“To communicate is to be human.” Word of mouth, which has been the original mode of communication, remains the most persuasive form of advertising. Its impact has greatly amplified with the advent of social media.
Advertising has evolved significantly since the time when voice was the primary means of communication, all the way to our current era of the internet. Below are some of the major developments that have contributed to this transformation.
The above developments have had a profound impact on communication and shaped the manner and the means we use for advertising.
The Coca-Cola print advertisements depicted in Exhibit 12.3 reflect the transition over the past 100 years. Technology has significantly impacted the evolution of advertising, enabling sharper images and more vibrant colours than in the past. While text used to dominate, modern ads rely more on associations. Advertisements used to be informative, but now they strive to evoke a wide range of emotions. Simple messages have given way to more complex ones. Furthermore, advertising campaigns today are distributed across a variety of conventional and new media channels.

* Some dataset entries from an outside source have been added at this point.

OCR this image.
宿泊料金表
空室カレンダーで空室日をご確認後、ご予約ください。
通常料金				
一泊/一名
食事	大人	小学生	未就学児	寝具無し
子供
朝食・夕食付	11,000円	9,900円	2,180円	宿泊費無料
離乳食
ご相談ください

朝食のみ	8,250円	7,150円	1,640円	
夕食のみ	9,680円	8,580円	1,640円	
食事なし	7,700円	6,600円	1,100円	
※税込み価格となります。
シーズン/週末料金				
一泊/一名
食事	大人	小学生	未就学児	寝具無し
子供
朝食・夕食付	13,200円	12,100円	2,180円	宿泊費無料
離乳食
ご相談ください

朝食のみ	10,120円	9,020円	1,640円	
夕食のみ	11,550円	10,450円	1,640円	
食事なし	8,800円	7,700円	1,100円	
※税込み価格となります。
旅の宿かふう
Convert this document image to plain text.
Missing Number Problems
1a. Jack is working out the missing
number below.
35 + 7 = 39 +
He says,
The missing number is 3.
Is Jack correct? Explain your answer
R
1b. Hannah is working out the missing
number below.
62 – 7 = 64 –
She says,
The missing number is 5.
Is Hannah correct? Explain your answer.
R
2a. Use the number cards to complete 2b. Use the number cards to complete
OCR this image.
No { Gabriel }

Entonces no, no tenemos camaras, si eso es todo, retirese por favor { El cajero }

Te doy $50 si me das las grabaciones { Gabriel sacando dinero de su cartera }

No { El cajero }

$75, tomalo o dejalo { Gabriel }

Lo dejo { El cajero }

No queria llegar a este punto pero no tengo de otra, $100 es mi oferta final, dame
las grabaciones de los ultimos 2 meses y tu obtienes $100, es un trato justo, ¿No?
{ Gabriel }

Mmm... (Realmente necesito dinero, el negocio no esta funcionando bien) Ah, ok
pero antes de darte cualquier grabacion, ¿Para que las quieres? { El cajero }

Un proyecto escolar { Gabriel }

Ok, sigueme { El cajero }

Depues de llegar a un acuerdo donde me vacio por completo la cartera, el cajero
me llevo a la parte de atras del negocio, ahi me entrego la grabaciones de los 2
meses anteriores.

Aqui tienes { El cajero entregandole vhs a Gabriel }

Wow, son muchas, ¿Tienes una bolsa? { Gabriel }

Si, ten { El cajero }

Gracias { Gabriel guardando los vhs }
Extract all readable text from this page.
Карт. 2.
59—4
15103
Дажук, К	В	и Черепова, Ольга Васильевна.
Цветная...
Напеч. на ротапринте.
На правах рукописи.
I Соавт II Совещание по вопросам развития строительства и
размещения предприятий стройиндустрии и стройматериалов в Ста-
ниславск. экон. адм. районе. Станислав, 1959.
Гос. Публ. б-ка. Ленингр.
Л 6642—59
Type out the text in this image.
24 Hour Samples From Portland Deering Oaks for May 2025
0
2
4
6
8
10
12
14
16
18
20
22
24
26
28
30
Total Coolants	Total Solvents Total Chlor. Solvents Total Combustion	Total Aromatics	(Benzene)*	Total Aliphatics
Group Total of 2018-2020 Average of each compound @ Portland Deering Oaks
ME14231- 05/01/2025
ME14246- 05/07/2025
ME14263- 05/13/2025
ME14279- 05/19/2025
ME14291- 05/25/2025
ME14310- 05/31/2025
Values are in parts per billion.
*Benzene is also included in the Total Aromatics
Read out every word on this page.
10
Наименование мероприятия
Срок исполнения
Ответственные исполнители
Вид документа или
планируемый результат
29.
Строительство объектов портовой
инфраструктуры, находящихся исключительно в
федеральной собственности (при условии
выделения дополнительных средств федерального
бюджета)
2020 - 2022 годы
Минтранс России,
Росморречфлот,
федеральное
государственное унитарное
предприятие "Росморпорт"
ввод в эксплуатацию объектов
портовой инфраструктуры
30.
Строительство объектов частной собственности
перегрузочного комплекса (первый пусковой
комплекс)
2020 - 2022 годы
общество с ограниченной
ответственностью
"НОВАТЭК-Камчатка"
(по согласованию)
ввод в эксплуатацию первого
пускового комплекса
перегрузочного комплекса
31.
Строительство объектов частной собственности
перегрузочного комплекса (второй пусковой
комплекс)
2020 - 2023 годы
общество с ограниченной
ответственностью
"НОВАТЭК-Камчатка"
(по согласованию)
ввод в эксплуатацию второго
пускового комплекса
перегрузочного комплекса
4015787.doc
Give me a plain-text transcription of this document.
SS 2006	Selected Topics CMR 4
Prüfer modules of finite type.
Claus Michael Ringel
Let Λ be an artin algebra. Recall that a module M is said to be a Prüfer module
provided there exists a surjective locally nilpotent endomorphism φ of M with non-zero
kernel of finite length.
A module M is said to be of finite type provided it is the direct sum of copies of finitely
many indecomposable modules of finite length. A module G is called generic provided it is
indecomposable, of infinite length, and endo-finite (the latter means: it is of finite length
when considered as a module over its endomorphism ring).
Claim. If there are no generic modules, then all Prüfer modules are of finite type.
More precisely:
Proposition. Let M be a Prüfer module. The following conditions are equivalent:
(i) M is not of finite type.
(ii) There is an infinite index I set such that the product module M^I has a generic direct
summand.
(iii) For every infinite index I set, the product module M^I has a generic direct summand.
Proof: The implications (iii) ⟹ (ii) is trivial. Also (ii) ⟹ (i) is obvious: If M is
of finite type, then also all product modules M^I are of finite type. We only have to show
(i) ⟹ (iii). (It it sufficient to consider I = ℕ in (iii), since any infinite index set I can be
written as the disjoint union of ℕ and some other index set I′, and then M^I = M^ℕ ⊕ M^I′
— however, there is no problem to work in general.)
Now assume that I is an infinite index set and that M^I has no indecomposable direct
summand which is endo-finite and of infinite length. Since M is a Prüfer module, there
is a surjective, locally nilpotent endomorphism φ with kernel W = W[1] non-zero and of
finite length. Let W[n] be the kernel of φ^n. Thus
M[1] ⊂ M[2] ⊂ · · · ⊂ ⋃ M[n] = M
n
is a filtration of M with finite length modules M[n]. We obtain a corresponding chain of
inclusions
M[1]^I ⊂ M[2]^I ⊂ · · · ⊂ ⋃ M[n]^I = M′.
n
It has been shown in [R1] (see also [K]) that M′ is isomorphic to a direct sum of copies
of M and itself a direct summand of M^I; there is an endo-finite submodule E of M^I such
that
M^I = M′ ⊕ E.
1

The use of text has declined partly because in an over-communicated world people have stopped reading commercials. They are also more cynical about advertising and are less inclined to believe the claims that appear in text. Visuals on the other hand leave behind images and symbols that subtly associate brands with emotions, feelings, values, and an array of diverse attributes.
Consider, for instance, Coca-Cola’s “Small World” multimedia campaign of 2013. The advertisement shown in Exhibit 12.3 draws one’s attention to the symbols — a bindi on the forehead, the mark of Hinduism, the dupatta covering the head, which is commonly worn by women in Pakistan and India, and the Coca-Cola mnemonic between the two faces. The message “That what unites us is stronger than what divides us” is highlighted in the online campaign and a sense of “togetherness” is imparted through the “Small World (vending) Machines” that Coca-Cola installed at New Delhi and Lahore. The campaign as a whole associates the Coca-Cola brand with values and feelings that people cherish — togetherness, happiness, harmony and peace.
Some of these thoughts and feelings were initially conveyed in previous Coca-Cola ads. In particular, one is reminded of lines from a 1970s Coca-Cola commercial — “I’d like to teach the world to sing in perfect harmony, I’d like to buy the world a Coke and keep it company”.